Nabi shollallohu ‘alaihi wa sallam sangat menganjurkan hal itu,
sebagaimana dalam sabdanya, “Barangsiapa membela (ghibah atas)
kehormatan saudaranya, niscaya pada hari kiamat Alloh akan menghindarkan
api Neraka dari wajahnya.” (HR. Ahmad)
Demikian pula halnya
dalam mengadu domba (namimah). Mengadukan ucapan seseorang kepada orang
lain dengan tujuan merusak hubungan di antara keduanya adalah salah satu
faktor yang menyebabkan terputusnya ikatan, serta menyulut api
kebencian dan permusuhan antar manusia. Alloh mencela pelaku perbuatan
tersebut dalam firmanNya, “Dan janganlah kamu ikuti setiap orang yang
banyak bersumpah lagi hina, yang banyak mencela, yang kesana kemari
menghambur fitnah.” (Al-Qalam: 10-11). Rosululloh shollallohu ‘alaihi wa
sallam bersabda, “Tidak akan masuk surga al-qattat (tukang adu domba).”
(HR. Bukhari). Ibnu Atsir menjelaskan, “Al-Qattat adalah orang yang
menguping (mencuri dengar pembicaraan), tanpa sepengetahuan mereka, lalu
ia membawa pembicaraan tersebut kepada orang lain dengan tujuan mengadu
domba.” (An-Nihayah 4/11)
Oleh karena itu ada beberapa hal
penting perlu kita perhatikan dalam menjaga lisan. Pertama, hendaknya
pembicaraan kita selalu diarahkan ke dalam kebaikan. Alloh Subhaanahu wa
Ta’ala berfirman, “Tidak ada kebaikan pada kebanyakan bisik-bisikan
mereka, kecuali bisik-bisikan dari orang yang menyuruh (manusia) memberi
sedekah atau berbuat ma’ruf, atau mengadakan perdamaian di antara
manusia.” (An-Nisa: 114)
Kedua, tidak membicarakan sesuatu yang
tidak berguna bagi diri kita maupun orang lain yang akan mendengarkan.
Rosululloh shollallaahu ‘alaihi wa sallam bersabda, “Termasuk kebaikan
Islam seseorang adalah meninggalkan sesuatu yang tidak berguna.” (HR.
Ahmad dan Ibnu Majah)
Ketiga, tidak membicarakan semua yang kita
dengar. Abu Huroiroh rodhiyallohu ‘anhu berkata, Rosululloh shollallohu
‘alaihi wa sallam bersabda, “Cukuplah menjadi suatu dosa bagi seseorang
yaitu apabila ia membicarakan semua apa yang telah ia dengar.” (HR.
Muslim)
Keempat, menghindari perdebatan dan saling membantah,
sekali-pun kita berada di pihak yang benar dan menjauhi perkataan dusta
sekalipun bercanda. Rosululloh shollallohu ‘alaihi wa sallam bersabda,
“Aku adalah penjamin sebuah istana di taman surga bagi siapa saja yang
menghindari pertikaian (perdebatan) sekalipun ia benar; dan (penjamin)

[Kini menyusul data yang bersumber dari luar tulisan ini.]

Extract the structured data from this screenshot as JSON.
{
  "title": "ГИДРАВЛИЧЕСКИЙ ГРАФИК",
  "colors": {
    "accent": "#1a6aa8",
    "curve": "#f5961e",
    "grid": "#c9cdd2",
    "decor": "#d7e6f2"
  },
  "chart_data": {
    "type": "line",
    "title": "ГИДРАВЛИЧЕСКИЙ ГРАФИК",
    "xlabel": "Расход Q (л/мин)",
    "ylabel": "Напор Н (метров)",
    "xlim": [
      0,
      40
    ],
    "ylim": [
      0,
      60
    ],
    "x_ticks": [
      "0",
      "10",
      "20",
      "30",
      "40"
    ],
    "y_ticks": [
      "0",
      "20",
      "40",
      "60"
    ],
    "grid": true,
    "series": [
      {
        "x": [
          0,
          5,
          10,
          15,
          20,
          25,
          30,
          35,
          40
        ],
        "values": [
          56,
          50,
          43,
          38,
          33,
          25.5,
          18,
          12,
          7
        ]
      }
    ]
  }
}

istana di tengah-tengah surga bagi siapa saja yang meninggalkan dusta
sekalipun bercanda.” (HR. Abu Daud dan dihasankan oleh Al-Albani)
Kelima,
Tenang dalam berbicara dan tidak tergesa-gesa. Aisyah rodhiallohu ‘anha
berkata, “Sesungguhnya Nabi shollallohu ‘alaihi wa sallam apabila
membicarakan suatu hal, dan ada orang yang mau menghitungnya, niscaya ia
dapat menghitungnya” (HR. Bukhari-Muslim). Semoga Alloh Subhanahu wa
Ta’ala senantiasa menjaga diri kita, sehingga diri kita senantiasa
berada dalam kebaikan. Wallohu’alam.
***
Penulis: Abu Ibrahim R. Indra Pratomo P.